Hello, fellow book junkies! Have you ever noticed how so many book lovers are also passionate about music? I know I sure am. Music and books are a wonderful combination, and they have a lot in common. Both books and music are powerful forms of expression and artistry. They transport us, help us navigate emotions, and can even elevate us as human beings. In honor of the beautiful duo known as books and music, let’s take a look at YA books which incorporate music as a theme. (Music about books would be an interesting topic too, but that one we’ll save for another day.)
Without further ado, here are the top ten, music-themed YA books. If you can suggest other good, music-related YA books–especially in YA fantasy–I am all ears. 🙂
10. The Calculus of Change by Jessie Hilb
This is one of those books that always has a song reference going. The main character is Aden, a high school senior with a beautiful voice who’s looking to get a solo gig. Heavy themes of grief, teen pregnancy, and drug addiction abound, but they’re strangely glossed over. One of the most compelling aspects of the story is Aden’s struggle to connect with her Jewish identity, which she lost as a little girl when her mother passed away.
9. The Midnights by Sarah Nicole Smetana
Susannah wants to follow in the footsteps of her rockstar father, with whom she has a complicated relationship. The story has a cool, dreamy atmosphere steeped in music, though the plot is a little disjointed . The Midnights represents yet another music-centered story that’s rife with heavy themes likes grief and loss. Wouldn’t it be great to encounter a music-themed story with depth but also an uplifting feel? I’d also like to see more music-themed stories in YA fantasy. That’s why I’m writing one. 🙂
8. The Beauty That Remains by Ashley Woodfolk
Fair warning: You might want to be in a strong emotional place before plunging into this book about three characters dealing with grief and loss. Music is a central theme–Sasha is a music blogger; Logan is a songwriter. And Woodfolk’s lovely, poignant writing will appeal to fans of Nina Lacour and Jeff Zentner.
7. The Haters by Jesse Andrews
This book totally captures what it’s like to be in a band with friends.
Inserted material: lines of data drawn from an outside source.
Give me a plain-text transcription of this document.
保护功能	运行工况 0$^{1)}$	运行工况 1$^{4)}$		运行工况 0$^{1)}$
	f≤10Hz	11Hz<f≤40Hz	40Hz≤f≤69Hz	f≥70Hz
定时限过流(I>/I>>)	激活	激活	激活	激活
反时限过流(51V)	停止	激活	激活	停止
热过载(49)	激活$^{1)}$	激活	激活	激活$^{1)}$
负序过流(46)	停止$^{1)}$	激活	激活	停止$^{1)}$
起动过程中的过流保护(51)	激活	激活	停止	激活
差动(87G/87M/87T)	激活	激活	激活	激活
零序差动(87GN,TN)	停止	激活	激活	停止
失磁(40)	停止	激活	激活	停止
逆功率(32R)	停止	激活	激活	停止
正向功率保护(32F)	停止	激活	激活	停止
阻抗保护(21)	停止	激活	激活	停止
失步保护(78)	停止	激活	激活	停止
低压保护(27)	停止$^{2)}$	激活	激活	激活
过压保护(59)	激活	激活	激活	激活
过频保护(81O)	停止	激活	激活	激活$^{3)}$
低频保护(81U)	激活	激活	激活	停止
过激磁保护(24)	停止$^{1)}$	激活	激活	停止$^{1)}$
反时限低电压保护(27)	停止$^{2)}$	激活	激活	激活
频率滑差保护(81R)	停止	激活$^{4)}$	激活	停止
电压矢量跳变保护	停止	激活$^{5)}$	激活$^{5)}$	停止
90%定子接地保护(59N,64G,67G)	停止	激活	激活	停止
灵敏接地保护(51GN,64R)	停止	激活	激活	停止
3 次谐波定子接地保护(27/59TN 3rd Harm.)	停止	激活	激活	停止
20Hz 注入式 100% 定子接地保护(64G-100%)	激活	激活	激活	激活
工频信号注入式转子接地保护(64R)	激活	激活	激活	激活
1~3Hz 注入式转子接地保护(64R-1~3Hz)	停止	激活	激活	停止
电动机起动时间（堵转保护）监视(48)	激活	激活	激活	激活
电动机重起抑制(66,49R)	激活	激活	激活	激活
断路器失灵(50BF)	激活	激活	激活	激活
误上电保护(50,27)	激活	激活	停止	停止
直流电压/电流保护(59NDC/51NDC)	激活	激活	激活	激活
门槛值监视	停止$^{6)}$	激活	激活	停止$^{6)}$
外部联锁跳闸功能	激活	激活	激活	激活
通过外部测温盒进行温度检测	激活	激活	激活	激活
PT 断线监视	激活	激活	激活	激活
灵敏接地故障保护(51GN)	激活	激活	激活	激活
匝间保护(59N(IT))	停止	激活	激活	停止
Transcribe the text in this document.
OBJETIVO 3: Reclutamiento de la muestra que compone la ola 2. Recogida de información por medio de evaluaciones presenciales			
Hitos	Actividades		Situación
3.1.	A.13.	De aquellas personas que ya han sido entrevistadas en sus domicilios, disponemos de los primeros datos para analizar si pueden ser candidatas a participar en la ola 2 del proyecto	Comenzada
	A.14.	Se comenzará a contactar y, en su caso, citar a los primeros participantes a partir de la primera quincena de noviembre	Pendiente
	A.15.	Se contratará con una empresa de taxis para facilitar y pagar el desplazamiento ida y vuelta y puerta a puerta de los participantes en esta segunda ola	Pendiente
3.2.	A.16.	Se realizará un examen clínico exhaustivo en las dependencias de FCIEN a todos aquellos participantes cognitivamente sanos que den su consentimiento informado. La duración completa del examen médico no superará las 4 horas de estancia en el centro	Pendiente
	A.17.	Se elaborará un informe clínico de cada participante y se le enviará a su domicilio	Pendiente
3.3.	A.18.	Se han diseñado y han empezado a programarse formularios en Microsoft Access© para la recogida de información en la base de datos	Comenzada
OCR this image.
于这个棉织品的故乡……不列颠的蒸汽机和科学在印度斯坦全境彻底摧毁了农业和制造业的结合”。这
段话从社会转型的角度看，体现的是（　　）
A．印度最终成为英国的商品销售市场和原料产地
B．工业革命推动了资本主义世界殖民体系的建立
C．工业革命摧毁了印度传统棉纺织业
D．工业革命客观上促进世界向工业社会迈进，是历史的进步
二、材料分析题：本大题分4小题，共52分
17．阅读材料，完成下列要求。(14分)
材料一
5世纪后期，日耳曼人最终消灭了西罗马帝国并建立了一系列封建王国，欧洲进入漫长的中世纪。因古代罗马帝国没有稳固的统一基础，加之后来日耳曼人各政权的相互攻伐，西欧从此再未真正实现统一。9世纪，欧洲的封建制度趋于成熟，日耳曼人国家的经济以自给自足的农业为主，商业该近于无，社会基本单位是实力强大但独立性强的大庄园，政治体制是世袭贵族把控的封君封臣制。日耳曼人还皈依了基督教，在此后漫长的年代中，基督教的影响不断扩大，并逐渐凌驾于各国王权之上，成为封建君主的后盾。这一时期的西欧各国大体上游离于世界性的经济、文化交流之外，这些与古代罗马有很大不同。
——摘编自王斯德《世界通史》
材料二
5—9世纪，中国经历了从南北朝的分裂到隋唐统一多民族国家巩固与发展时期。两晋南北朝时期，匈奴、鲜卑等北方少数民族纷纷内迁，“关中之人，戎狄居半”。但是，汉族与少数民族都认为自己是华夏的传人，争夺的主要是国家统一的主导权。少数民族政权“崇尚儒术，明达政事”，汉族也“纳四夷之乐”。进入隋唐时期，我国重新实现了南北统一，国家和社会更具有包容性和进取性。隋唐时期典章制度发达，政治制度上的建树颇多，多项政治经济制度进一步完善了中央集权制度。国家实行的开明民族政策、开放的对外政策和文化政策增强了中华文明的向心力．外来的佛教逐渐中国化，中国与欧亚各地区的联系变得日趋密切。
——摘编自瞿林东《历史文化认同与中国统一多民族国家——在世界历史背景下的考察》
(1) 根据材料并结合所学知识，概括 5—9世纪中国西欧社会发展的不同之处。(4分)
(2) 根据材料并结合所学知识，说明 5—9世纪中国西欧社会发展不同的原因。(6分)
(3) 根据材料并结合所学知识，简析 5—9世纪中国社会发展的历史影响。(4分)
Okay, so it’s also littered with F bombs and explicit sexual descriptions that don’t add much to the story. That being said, the adventure this music-loving band of jazz camp dropouts goes on is really entertaining. Jesse Andrews, of Me and Earl and the Dying Girl fame, is a genuinely funny writer who aptly describes the interactions and special chemistry of different personalities in a band, kids who are in the trenches together as musicians but who also have complicated friendships, emotions, and desires.
6. Nick and Norah’s Infinite Playlist by Rachel Cohn and David Levithan
Nick, a guy in a band, asks Norah, daughter of a famous music producer, to pretend to be his girlfriend after his ex brings a date to his gig. Half-assed pick-up line aside, Nick and Nora spend the entire night hopping to different venues in New York City and forming a deep connection. Except, is it really that deep? The 2008 film adaptation starring Michael Cera and Kat Dennings suffers from the same weakness as the book in that Nick and Norah don’t really talk to each other that much. Still, the music is a great factor, and so is the New York City setting.
5. Virtuosity by Jessica Martinez
Carmen is a violin virtuoso raised by a stage mom who was once a rising opera star but whose career was cut short when she became pregnant with Carmen. Forging through the cutthroat world of music competition, Carmen unexpectedly bonds with her biggest competitor, Jeremy, both of whom live, breathe and adore music. As a main character, Carmen can be a bit wishy-washy, but her scenes with tutor Helen are super good.
4. The Ensemble by Aja Gabel
Though this isn’t technically a YA book, The Ensemble is a glorious celebration of music and enduring friendship. Over a 15-year period, starting when they are young, the story follows four high-level classical musicians who perform together in a string quartet. Shades of Mozart in the Jungle.
3. Seraphina by Rachel Hartman
This story about humans and alternative dragons who can take human form, has a strong plot, smart writing, and super unique world building. Plus, all the main characters have a growth arcs that are satisfying to read about. The main character is Seraphina, an unusually gifted young musician hired to work at the palace as a court musician.
2. The Sun Is Also a Star by Nicola Yoon
Though this isn’t totally centered around music, science-y Haitian girl Natasha and Korean-American boy poet Daniel meet in a record store, Natasha wears earbuds a lot of the time, they go on an awesome karaoke excursion, and both are music lovers, so I’m including it on the list.
1.This Song Will Save Your Life by Leila Sales
Introvert Elise has always felt like an outsider, and music is her escape. At a warehouse party she finally meets people she can connect with and discovers her love of DJ’ing. Serious themes but also lots of humor.